Dean Street Townhouse
I love brunch. It is my favourite meal of the day. I wish I could have brunch every day, but sadly it just doesn’t fit in with the conventional office working day… meaning I have to reserve it as a frequent weekend treat! My brunch penchant had already sprouted in London – living in Hoxton, I frequented Bills on Hoxton Square and occasionally, when the queue wasn’t too long, dived into the Breakfast Club, as well as venturing further afield for the perfect poached eggs on toast. Of course, there was plenty more to be explored in that area, but I didn’t make the most of what was on offer in my brief six months residing there.
However, my brunch habit really blossomed when I moved to Sydney in April 2014. Sydney must be the brunch capital of the world.

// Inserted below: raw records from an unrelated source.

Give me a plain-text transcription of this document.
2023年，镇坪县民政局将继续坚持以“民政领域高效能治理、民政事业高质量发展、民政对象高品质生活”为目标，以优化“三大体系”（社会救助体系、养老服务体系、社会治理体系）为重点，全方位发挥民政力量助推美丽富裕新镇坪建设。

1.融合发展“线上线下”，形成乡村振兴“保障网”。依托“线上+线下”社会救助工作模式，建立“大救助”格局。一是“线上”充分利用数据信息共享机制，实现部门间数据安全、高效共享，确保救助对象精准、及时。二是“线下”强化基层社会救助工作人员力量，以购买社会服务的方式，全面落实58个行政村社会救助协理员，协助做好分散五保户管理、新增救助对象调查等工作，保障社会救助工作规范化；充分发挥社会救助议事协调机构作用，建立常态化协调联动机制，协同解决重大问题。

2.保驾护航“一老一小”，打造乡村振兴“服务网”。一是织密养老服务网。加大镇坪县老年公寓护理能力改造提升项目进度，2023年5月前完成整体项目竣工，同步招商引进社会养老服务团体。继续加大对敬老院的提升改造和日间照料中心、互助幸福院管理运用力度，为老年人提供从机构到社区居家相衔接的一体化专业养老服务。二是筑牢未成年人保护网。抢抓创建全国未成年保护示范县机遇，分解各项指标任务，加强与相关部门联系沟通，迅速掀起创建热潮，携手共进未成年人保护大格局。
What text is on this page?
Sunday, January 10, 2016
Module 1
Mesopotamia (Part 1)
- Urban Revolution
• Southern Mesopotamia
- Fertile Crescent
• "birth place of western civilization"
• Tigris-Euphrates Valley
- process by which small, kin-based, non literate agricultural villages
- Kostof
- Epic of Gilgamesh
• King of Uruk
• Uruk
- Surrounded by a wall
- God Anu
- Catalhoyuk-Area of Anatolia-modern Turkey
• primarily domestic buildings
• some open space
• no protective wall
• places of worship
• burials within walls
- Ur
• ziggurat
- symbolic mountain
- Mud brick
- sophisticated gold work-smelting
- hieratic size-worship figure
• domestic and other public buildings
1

Brunch is a way of life there – you really are spoilt for choice. I sampled quite a few in my six month stint, but my personal favourites were Indigo in Double Bay (get there early though, you’ll have to wait for a table in any event), the Grounds in Alexandria (a really organic brunch experience and beyond amazing coffee), and, partly because of its convenience for where I was based, The Fine Food Store in the Rocks.
Walking through Leicester Square and the edges of Soho at 10.30 on a Sunday morning was a rather surreal experience. The neon lights were off, the majority of the restaurants and bars were closed and the telltale remnants of a good night out dotted and adorned the gritty roads. There was hardly anyone around – and for the first time, as I walked, I looked up. Usually you have to watch your feet and dodge the endless crowds in this area, but at this time in the morning you can really appreciate what’s around you. It had never really occurred to me before that people actually live in Soho. Of course I knew they did, but it took the sight of a woman leaning out of a top story window, smoking a cigarette to bring that home. Soho is eclectic, interesting, diverse and dynamic – why wouldn’t you want to live there? But it’s also busy and noisy and frantic and harsh… so why would you? I always get the sense that I’m entering in a secret little community when I go into Soho – it’s somewhere anyone can go, but only a few really know.
The Dean Street Townhouse is described as an institution among Londoners in the Evening Standard’s brief recommendation (if you’re ever looking for somewhere to brunch, this article is very useful). A slim little terrace borders its plot, where you can sit out, sipping on something and watch Soho pass you by. As you head inside, the change in light (it was a bright sunny morning) takes some adjusting – but this dim lighting makes this place perfect for anyone suffering a hangover. And, if you’re a subscriber to the hair of the dog philosophy, you will be pleased to be greeted by the bountiful Bloody Mary trolley, adorned with Grey Goose vodka, fresh tomatoes, celery and peppers, and flanked by freshly baked assorted pastries and gleaming green apples.
The combination of crisp white table cloths, tiles and hardwood flooring and the delicate clinking of glass give the Dean Street Townhouse a relaxed and classic ambience. I ordered a freshly squeezed pink grapefruit juice (no vodka martinis at this time in the morning!) which was so fresh that there were actually grapefruit seeds slipping about in the glass, and a coffee. The breakfast menu seems to be designed to read as if you’re having a 3 course meal, and the prices match the portions.
To start, then, my Aussie brunch buddy Stephanie and I shared some toasted crumpets, which were deliciously drowned in slightly salted butter. They bring you more butter too – absolute butter overload. Heaven.
For main course, I ordered the avocado with a poached egg, and a side of grilled tomatoes. As I said, the portion sizes are slightly smaller – both my main and the eggs benedict which Stephanie ordered came with only one egg, although you could double up if you wanted, and this would double the price of your dishes. The avocado was mashed but not to the point of it being a mushy pulp, and it was fantastically seasoned with zingy citrus juices, peppers and herbs. I’m not sure how they did it, but they also managed to prevent my toast from becoming too soggy due to the avocado.
To finish, we just had some jasmine tea – we were so full by this point that a final course of pastries or pancakes was just impossible, although, as I alluded to earlier, the pastries looked sumptuously fresh and flaky. At the weekend, table bookings are for 2 hours, but this is plenty of time and we didn’t feel rushed to finish or leave quickly. We also had no trouble getting a reservation relatively late in the week either – you need to plan your brunches two weeks in advance if you want to dine at some of the other buzzing brunch bistros of London. For a classy classic, the Dean Street Townhouse is just the ticket, and when you leave and step back it into the sharp sunlight onto the Soho streets, you feel like you’ve passed the morning somewhere altogether more refined and other-worldly.